Companies Should Conduct Regular Audits of their Domain Names

It is a golden rule that all businesses should conduct regular audits of the domain names they have - and those they should have.

In other words, companies should regularly:

  • ensure they have all important domain names registered; and
  • ensure no-one is making improper use of the company’s business or product names through registering unauthorised domain names.

There are now literally thousands of cases where names have simply been taken, improperly registered as domain names and then used to divert internet traffic to competitors or held hostage until the victim pays up and buys the name back.

And, of course, these cases are in addition to those where the name is used to make money by linking it to a pornography site or a shopping mall selling every imaginable range of goods and services- and some that are unimaginable! That, of course, is a very bad look for your company name to be used in that way.

Just how companies can get into trouble - and get out of it - is shown by two recent cases concerning the ANZ Bank.

THE FIRST ANZ BANK CASE

Both cases were decided by arbitrators at WIPO (the World Intellectual Property Organisation) in domain name cases where cybersquatters had tried to capture the name of the ANZ Bank in the domain names <anzcard.com> and <anzcards.com>. (Note: Domain names are now expressed in this way. Note also that www.anzcard.com is not a domain name, but the address of a website; the domain name is simply <anzcard.com>.)

In the first ANZ Bank case, a cybersquatter in Vietnam registered <anzcard.com>, an obvious one to register, as it is well known that all banks issue credit cards.

This was a clear attempt to mislead the public into thinking the domain name would lead to an official ANZ Card website.

In fact, it did not lead there. It had not yet been linked to anything, so the ANZ Bank was able to save the domain name by the skin of its teeth.

The arbitrator who decided the case, on 17 August 2007, found that the domain name <anzcard.com> was likely to confuse people with the real ANZ name, that the person who registered it had no legitimate interest in the name and that he had registered and used it in bad faith, because he was obviously going to put it to improper use and probably link it to rival credit card sites.

So the ANZ Bank won and the domain name was transferred to it.

But it could have been worse and in the next case, the cybersquatter had actually gone one step further.

THE SECOND ANZ BANK CASE

In the second ANZ Bank case, decided at WIPO on 25 September 2007, someone in Mumbai in India had registered the domain name in the plural form of <anzcards.com>.

The arbitrator found in this case that the ANZ name and trademark must have been adopted to create the impression of an association with the ANZ Bank, its products and services.

Secondly, there was bad faith because the domain name had already been linked to financial services websites of a whole series of doubtful providers, giving rise to confusion with the ANZ and trading on that confusion to divert consumers away from the bank and into the arms of those rival sites.

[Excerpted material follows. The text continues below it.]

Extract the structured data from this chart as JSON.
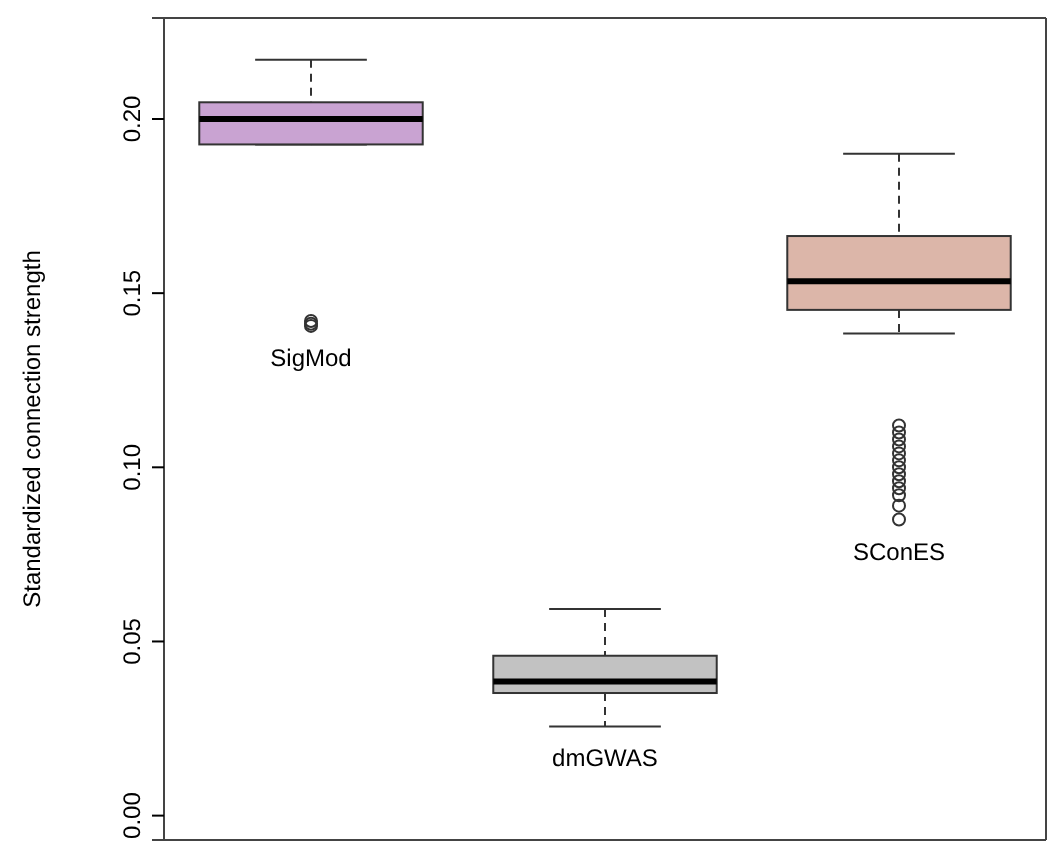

So here again, the ANZ Bank succeeded and had the domain name transferred to it.

So the lessons are: try to prevent this sort of problem from arising by making sure you have as many of your company names and services covered by domain names as possible - the registration fees will turn out to be a good investment.

But if your name has been improperly used as a domain name, take legal advice quickly on how you can get it back where it belongs – with its rightful owner.